You may have been watching Mad Money or read an article in the Journal and come across the term ETF. That guy on the train was raving about them as the next big thing in investments. They are mentioned in a lot of articles and books, and you will continue to hear about them as their popularity grows. But…
What exactly is an Exchange Traded Fund?
So to clear things up and avoid any confusion, an ETF, or exchange traded fund, is a security that tracks an index, a commodity, bonds, or a basket of assets like an index fund. You’re probably thinking, well isn’t that just like the mutual funds that I have in my 401(k)? Sort of, but unlike mutual funds which trades at the close of the trading day, an ETF trades more like a stock on a stock exchange which can be traded multiple times throughout a trading day. The price of an ETF changes throughout the day as they are bought and sold on the exchanges. And they typically have higher daily liquidity and lower fees than mutual funds, which makes them an attractive alternative for investors.
The Make Up of an Exchange Traded Fund (ETF)
An ETF is a fund that owns the underlying assets, which could be shares of stock, bonds, oil futures, forex, etc. and divides ownership of those assets into individual shares. If you own an ETF, you do not directly own or have any direct claim to the underlying investments in the fund.
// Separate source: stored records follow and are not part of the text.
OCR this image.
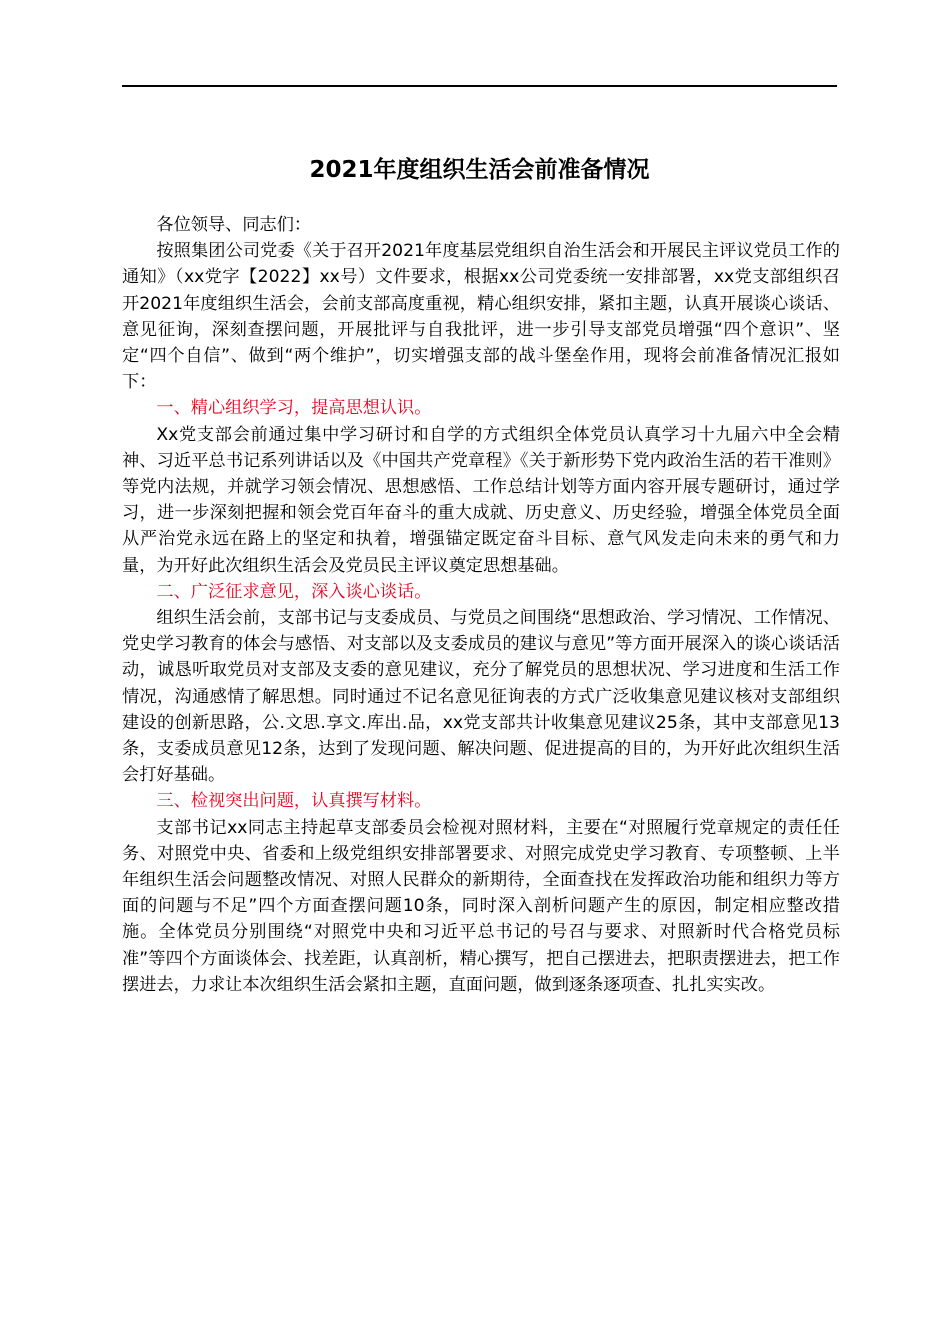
2021年度组织生活会前准备情况

各位领导、同志们：

按照集团公司党委《关于召开2021年度基层党组织自治生活会和开展民主评议党员工作的通知》（xx党字【2022】xx号）文件要求，根据xx公司党委统一安排部署，xx党支部组织召开2021年度组织生活会，会前支部高度重视，精心组织安排，紧扣主题，认真开展谈心谈话、意见征询，深刻查摆问题，开展批评与自我批评，进一步引导支部党员增强“四个意识”、坚定“四个自信”、做到“两个维护”，切实增强支部的战斗堡垒作用，现将会前准备情况汇报如下：

一、精心组织学习，提高思想认识。

Xx党支部会前通过集中学习研讨和自学的方式组织全体党员认真学习十九届六中全会精神、习近平总书记系列讲话以及《中国共产党章程》《关于新形势下党内政治生活的若干准则》等党内法规，并就学习领会情况、思想感悟、工作总结计划等方面内容开展专题研讨，通过学习，进一步深刻把握和领会党百年奋斗的重大成就、历史意义、历史经验，增强全体党员全面从严治党永远在路上的坚定和执着，增强锚定既定奋斗目标、意气风发走向未来的勇气和力量，为开好此次组织生活会及党员民主评议奠定思想基础。

二、广泛征求意见，深入谈心谈话。

组织生活会前，支部书记与支委成员、与党员之间围绕“思想政治、学习情况、工作情况、党史学习教育的体会与感悟、对支部以及支委成员的建议与意见”等方面开展深入的谈心谈话活动，诚恳听取党员对支部及支委的意见建议，充分了解党员的思想状况、学习进度和生活工作情况，沟通感情了解思想。同时通过不记名意见征询表的方式广泛收集意见建议核对支部组织建设的创新思路，公.文思.享文.库出.品，xx党支部共计收集意见建议25条，其中支部意见13条，支委成员意见12条，达到了发现问题、解决问题、促进提高的目的，为开好此次组织生活会打好基础。

三、检视突出问题，认真撰写材料。

支部书记xx同志主持起草支部委员会检视对照材料，主要在“对照履行党章规定的责任任务、对照党中央、省委和上级党组织安排部署要求、对照完成党史学习教育、专项整顿、上半年组织生活会问题整改情况、对照人民群众的新期待，全面查找在发挥政治功能和组织力等方面的问题与不足”四个方面查摆问题10条，同时深入剖析问题产生的原因，制定相应整改措施。全体党员分别围绕“对照党中央和习近平总书记的号召与要求、对照新时代合格党员标准”等四个方面谈体会、找差距，认真剖析，精心撰写，把自己摆进去，把职责摆进去，把工作摆进去，力求让本次组织生活会紧扣主题，直面问题，做到逐条逐项查、扎扎实实改。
You indirectly own these assets.
Owning ETF shares entitles you to a portion of the profits, or dividends paid, and you may get residual value in case the fund is liquidated. This ownership can easily be bought, sold just like shares of stock, since they are traded on public stock exchanges.
Advantages of ETF’s
Many financial experts love using exchange traded funds because of their low costs and liquidity. Investing in ETF’s gives the broad based diversification of an index fund as well as the ability to do things you could traditionally do only with stocks, like sell short, buy on margin and purchase as little as one share. Another huge advantage is that the expense ratios for most ETFs are much lower than the average mutual fund. Although, when you buy and sell ETFs, you have to pay the same commission to your broker that you’d pay on any regular order.
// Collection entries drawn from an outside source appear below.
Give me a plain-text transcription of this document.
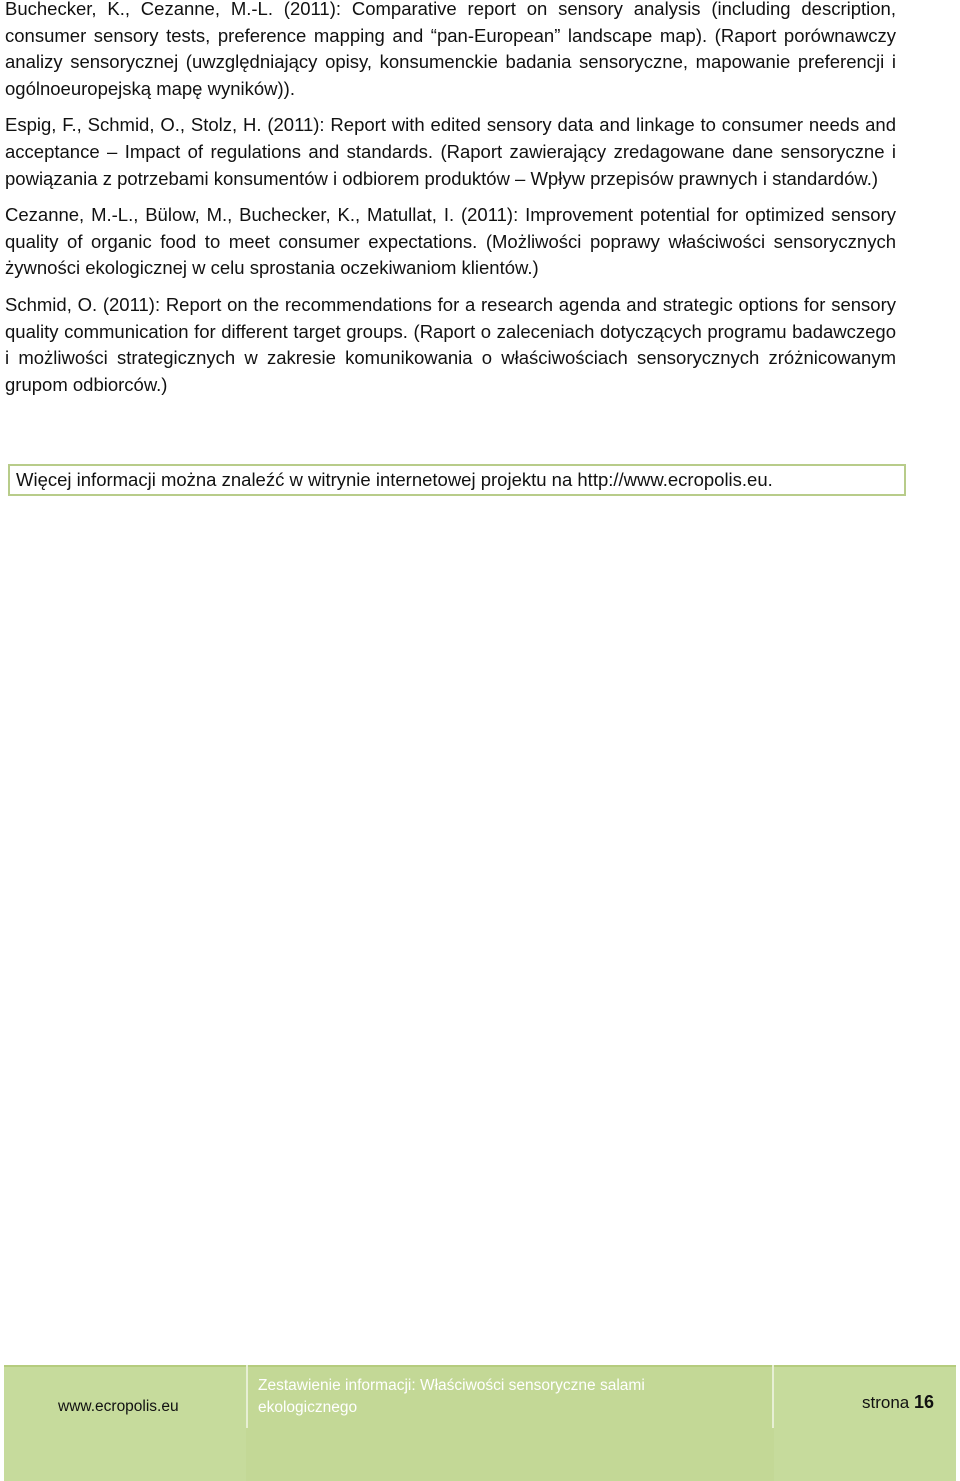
Buchecker, K., Cezanne, M.-L. (2011): Comparative report on sensory analysis (including description, consumer sensory tests, preference mapping and “pan-European” landscape map). (Raport porównawczy analizy sensorycznej (uwzględniający opisy, konsumenckie badania sensoryczne, mapowanie preferencji i ogólnoeuropejską mapę wyników)).

Espig, F., Schmid, O., Stolz, H. (2011): Report with edited sensory data and linkage to consumer needs and acceptance – Impact of regulations and standards. (Raport zawierający zredagowane dane sensoryczne i powiązania z potrzebami konsumentów i odbiorem produktów – Wpływ przepisów prawnych i standardów.)

Cezanne, M.-L., Bülow, M., Buchecker, K., Matullat, I. (2011): Improvement potential for optimized sensory quality of organic food to meet consumer expectations. (Możliwości poprawy właściwości sensorycznych żywności ekologicznej w celu sprostania oczekiwaniom klientów.)

Schmid, O. (2011): Report on the recommendations for a research agenda and strategic options for sensory quality communication for different target groups. (Raport o zaleceniach dotyczących programu badawczego i możliwości strategicznych w zakresie komunikowania o właściwościach sensorycznych zróżnicowanym grupom odbiorców.)

Więcej informacji można znaleźć w witrynie internetowej projektu na http://www.ecropolis.eu.
www.ecropolis.eu
Zestawienie informacji: Właściwości sensoryczne salami ekologicznego	strona 16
Popular Exchanged Traded Funds
ETF’s are popular because they allow individual investors to invest in the market with more liquidity and less fees. They are also able to invest in whole sectors or indexes fairly seamlessly. One of the most widely known and traded ETFs tracks the Standard and Poor’s 500 Index, called the Spider (SPDR), and trades under the ticker SPY.
The QQQ tracks the Nasdaq 100
DIA tracks the Dow Jones Industrial Average.
Sector ETFs exist which track individual industries such as energy companies (XLE), financial companies (XLF), Real Estate Investment Trust’s REITs (IYR), and there are many many more sector ETF’s out there.
Commodity ETFs track commodity prices on crude oil (USO), gold (GLD), silver (SLV), and natural gas (UNG) and others.
The versatility of ETF’s allow you to invest in just about anything, from certain sectors, to particular industries, to master limited partnerships. Check with your broker to find out additional details about fees and fund construction.